On Fri, April 24, 2015 8:20 am, David E. Ross wrote:
>  2.  If the new owner is a certification authority whose root
>  certificates already exist in the NSS database, that root will continued
>  to be considered trusted.  However, trust bits and EV status of the
>  transferred root cannot exceed the collective trust and EV status of the
>  other roots of the new owner.  The audit cycle for the transferred root
>  will be changed to match that of its new owner.

This, of course, makes no sense, as this is not how audits or trust bits
work. Trust bits are not granted to the organization, they're granted on
the contingency of the CP, CPS, and certificate.

An organization can have a DV and EV root. That doesn't mean new
certificates they acquire are automatically EV, nor does it mean that if
they only have a DV root, they cannot concurrently operate an EV root.

I strongly suggest this suggestion be ignored.

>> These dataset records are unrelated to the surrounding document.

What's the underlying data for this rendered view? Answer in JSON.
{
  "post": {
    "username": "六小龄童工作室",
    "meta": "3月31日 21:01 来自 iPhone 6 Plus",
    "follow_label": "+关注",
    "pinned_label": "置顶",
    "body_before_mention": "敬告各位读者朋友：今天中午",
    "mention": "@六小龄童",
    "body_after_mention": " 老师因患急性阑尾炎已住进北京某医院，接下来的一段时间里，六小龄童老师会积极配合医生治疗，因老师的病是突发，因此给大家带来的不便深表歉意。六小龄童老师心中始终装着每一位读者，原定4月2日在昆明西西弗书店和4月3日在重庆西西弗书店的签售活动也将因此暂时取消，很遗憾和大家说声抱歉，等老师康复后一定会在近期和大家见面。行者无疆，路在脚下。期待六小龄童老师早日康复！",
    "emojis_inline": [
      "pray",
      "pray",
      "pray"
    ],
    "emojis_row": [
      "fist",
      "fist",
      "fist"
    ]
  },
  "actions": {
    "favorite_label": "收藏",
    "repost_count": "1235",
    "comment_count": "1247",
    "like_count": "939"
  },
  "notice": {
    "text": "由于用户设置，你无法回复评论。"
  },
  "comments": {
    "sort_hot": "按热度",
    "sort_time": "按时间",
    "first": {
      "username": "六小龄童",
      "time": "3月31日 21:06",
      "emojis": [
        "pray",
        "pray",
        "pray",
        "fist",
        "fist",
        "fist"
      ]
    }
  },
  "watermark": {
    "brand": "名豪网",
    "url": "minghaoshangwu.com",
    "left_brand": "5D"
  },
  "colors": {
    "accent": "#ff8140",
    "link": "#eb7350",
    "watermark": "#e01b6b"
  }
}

>  3.  If the new owner does not already have root certificates in the NSS
>  database, the transferred root must be immediately marked as untrusted
>  until the new owner undergoes the existing process for adding new roots
>  to the NSS database.  Provision should be made for initiating that
>  process for the new owner prior to the transfer in order to avoid any
>  hiatus in the transferred root's trust, including giving priority in
>  consideration ahead of other roots in the pipeline.  However, the
>  prospective new owner -- not Mozilla -- is responsible for initiating
>  the process.

This equally does not make sense, as I addressed elsewhere on the list.